Western officials said the Ethiopian government had begun to respond by loosening the restrictions on commercial traffic and food and allowing the United Nations to open field offices in the Ogaden. “There have been positive developments in the last three weeks,” said Marc Rubin, emergency director for Unicef in Ethiopia.

But there is a lot of catching up to do. The amount of emergency food that the United Nations World Food Program has dispatched to the Ogaden this year is a fraction of what it was last year, 19,475 tons compared with 155,249 tons.

Several refugees said they had been reduced to eating grass.

Habsa Ghaffir, who arrived at a camp in Kenya four weeks ago, said that after Ethiopian troops burned her fields and shot her husband, her 4-year-old son starved to death.

“I remember him saying to me, ‘Mom, bring me food, Mom, bring me tea, Mom bring me water,’” Ms.

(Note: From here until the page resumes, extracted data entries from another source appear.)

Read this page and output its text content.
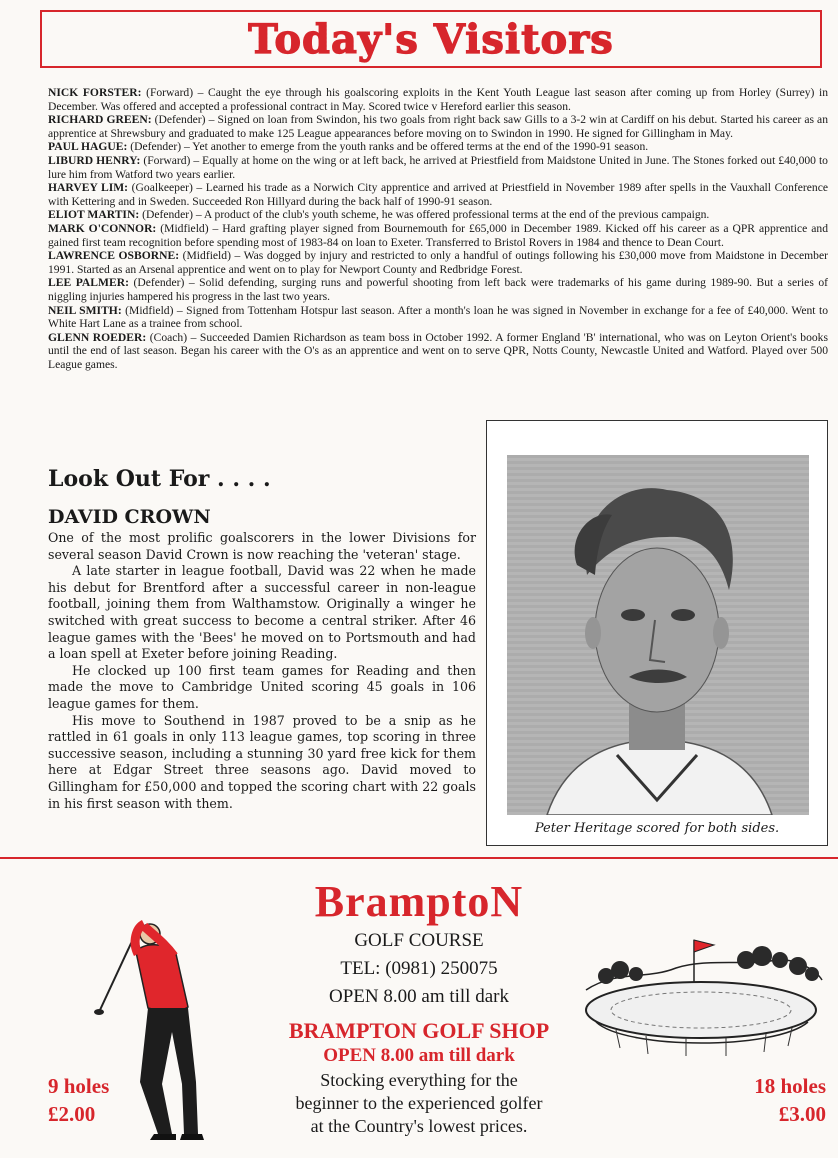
Today's Visitors

NICK FORSTER: (Forward) – Caught the eye through his goalscoring exploits in the Kent Youth League last season after coming up from Horley (Surrey) in December. Was offered and accepted a professional contract in May. Scored twice v Hereford earlier this season.

RICHARD GREEN: (Defender) – Signed on loan from Swindon, his two goals from right back saw Gills to a 3-2 win at Cardiff on his debut. Started his career as an apprentice at Shrewsbury and graduated to make 125 League appearances before moving on to Swindon in 1990. He signed for Gillingham in May.

PAUL HAGUE: (Defender) – Yet another to emerge from the youth ranks and be offered terms at the end of the 1990-91 season.

LIBURD HENRY: (Forward) – Equally at home on the wing or at left back, he arrived at Priestfield from Maidstone United in June. The Stones forked out £40,000 to lure him from Watford two years earlier.

HARVEY LIM: (Goalkeeper) – Learned his trade as a Norwich City apprentice and arrived at Priestfield in November 1989 after spells in the Vauxhall Conference with Kettering and in Sweden. Succeeded Ron Hillyard during the back half of 1990-91 season.

ELIOT MARTIN: (Defender) – A product of the club's youth scheme, he was offered professional terms at the end of the previous campaign.

MARK O'CONNOR: (Midfield) – Hard grafting player signed from Bournemouth for £65,000 in December 1989. Kicked off his career as a QPR apprentice and gained first team recognition before spending most of 1983-84 on loan to Exeter. Transferred to Bristol Rovers in 1984 and thence to Dean Court.

LAWRENCE OSBORNE: (Midfield) – Was dogged by injury and restricted to only a handful of outings following his £30,000 move from Maidstone in December 1991. Started as an Arsenal apprentice and went on to play for Newport County and Redbridge Forest.

LEE PALMER: (Defender) – Solid defending, surging runs and powerful shooting from left back were trademarks of his game during 1989-90. But a series of niggling injuries hampered his progress in the last two years.

NEIL SMITH: (Midfield) – Signed from Tottenham Hotspur last season. After a month's loan he was signed in November in exchange for a fee of £40,000. Went to White Hart Lane as a trainee from school.

GLENN ROEDER: (Coach) – Succeeded Damien Richardson as team boss in October 1992. A former England 'B' international, who was on Leyton Orient's books until the end of last season. Began his career with the O's as an apprentice and went on to serve QPR, Notts County, Newcastle United and Watford. Played over 500 League games.

Look Out For . . . .
DAVID CROWN

One of the most prolific goalscorers in the lower Divisions for several season David Crown is now reaching the 'veteran' stage.

A late starter in league football, David was 22 when he made his debut for Brentford after a successful career in non-league football, joining them from Walthamstow. Originally a winger he switched with great success to become a central striker. After 46 league games with the 'Bees' he moved on to Portsmouth and had a loan spell at Exeter before joining Reading.

He clocked up 100 first team games for Reading and then made the move to Cambridge United scoring 45 goals in 106 league games for them.

His move to Southend in 1987 proved to be a snip as he rattled in 61 goals in only 113 league games, top scoring in three successive season, including a stunning 30 yard free kick for them here at Edgar Street three seasons ago. David moved to Gillingham for £50,000 and topped the scoring chart with 22 goals in his first season with them.

Peter Heritage scored for both sides.
BramptoN
GOLF COURSE
TEL: (0981) 250075
OPEN 8.00 am till dark
BRAMPTON GOLF SHOP
OPEN 8.00 am till dark
Stocking everything for the
beginner to the experienced golfer
at the Country's lowest prices.
9 holes
£2.00
18 holes
£3.00
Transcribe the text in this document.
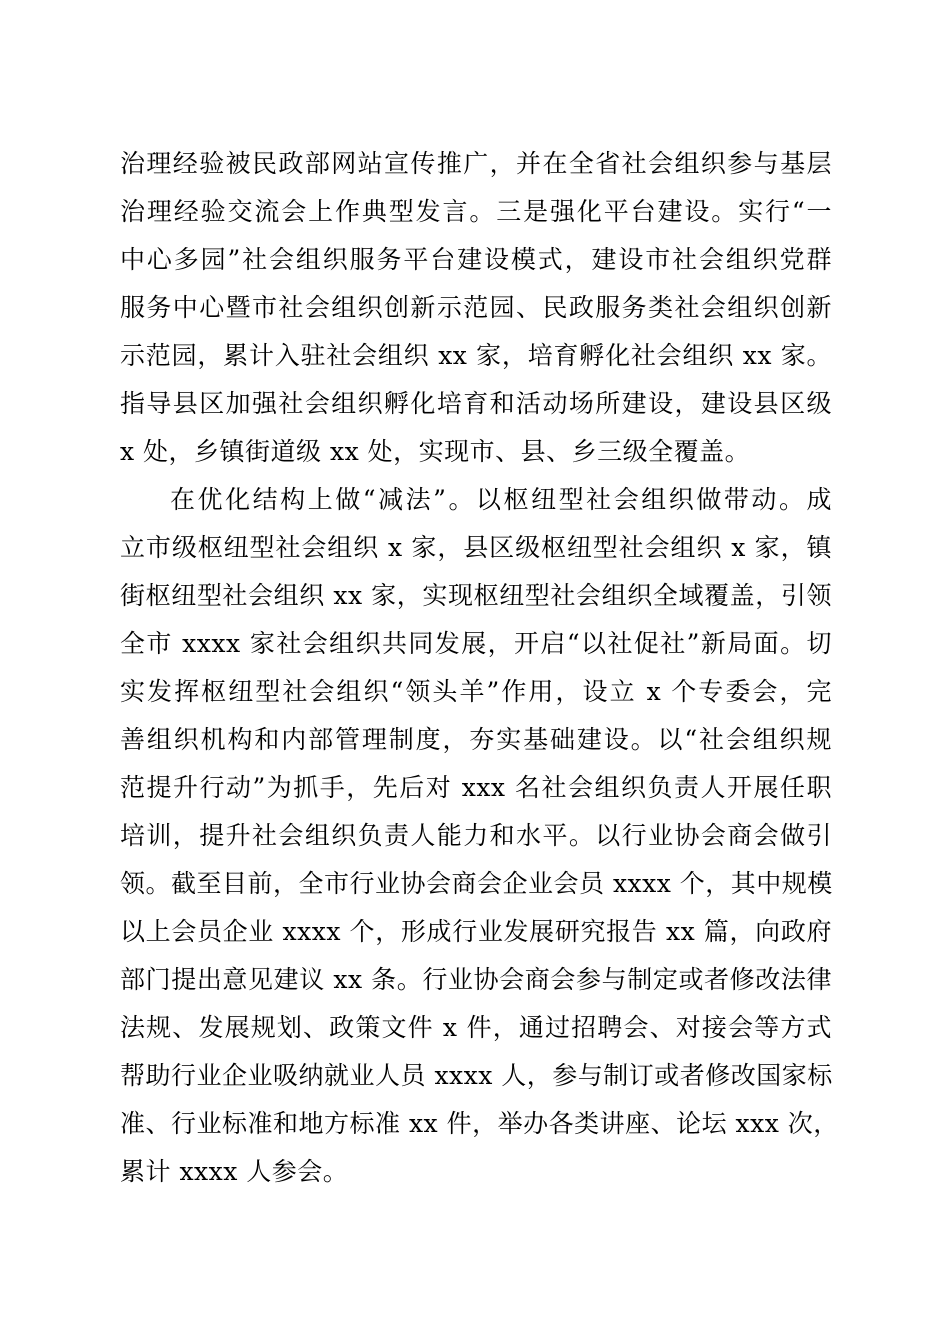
治理经验被民政部网站宣传推广，并在全省社会组织参与基层
治理经验交流会上作典型发言。三是强化平台建设。实行“一
中心多园”社会组织服务平台建设模式，建设市社会组织党群
服务中心暨市社会组织创新示范园、民政服务类社会组织创新
示范园，累计入驻社会组织 xx 家，培育孵化社会组织 xx 家。
指导县区加强社会组织孵化培育和活动场所建设，建设县区级
x 处，乡镇街道级 xx 处，实现市、县、乡三级全覆盖。
在优化结构上做“减法”。以枢纽型社会组织做带动。成
立市级枢纽型社会组织 x 家，县区级枢纽型社会组织 x 家，镇
街枢纽型社会组织 xx 家，实现枢纽型社会组织全域覆盖，引领
全市 xxxx 家社会组织共同发展，开启“以社促社”新局面。切
实发挥枢纽型社会组织“领头羊”作用，设立 x 个专委会，完
善组织机构和内部管理制度，夯实基础建设。以“社会组织规
范提升行动”为抓手，先后对 xxx 名社会组织负责人开展任职
培训，提升社会组织负责人能力和水平。以行业协会商会做引
领。截至目前，全市行业协会商会企业会员 xxxx 个，其中规模
以上会员企业 xxxx 个，形成行业发展研究报告 xx 篇，向政府
部门提出意见建议 xx 条。行业协会商会参与制定或者修改法律
法规、发展规划、政策文件 x 件，通过招聘会、对接会等方式
帮助行业企业吸纳就业人员 xxxx 人，参与制订或者修改国家标
准、行业标准和地方标准 xx 件，举办各类讲座、论坛 xxx 次，
累计 xxxx 人参会。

Habsa said.

But she had none.

“It is like they are trying to wipe us out,” she said, nervously snapping twigs between her fingers as she spoke outside her hut. “Even here, we’re not safe.”

United Nations officials said Ethiopian intelligence agents had infiltrated Kenya, and on Nov. 2, there was a mysterious attack that only added to these fears.

According to the Kenyan police, masked men burst into an apartment building in a Nairobi slum and shot five Ethiopian refugees. Two died, along with a guard outside who was shot in the head.

Nothing was taken. Witnesses said the killers went straight to the Ethiopians’ room. The victims had been student leaders in Ethiopia, and the Kenyan police said some of them had previously asked for protection.

The Kenyan police commander, Joseph Maina Migwi, said he could not say whether Ethiopian security agents had been involved.

“But whoever did it,” he said, “were definitely paid professionals.”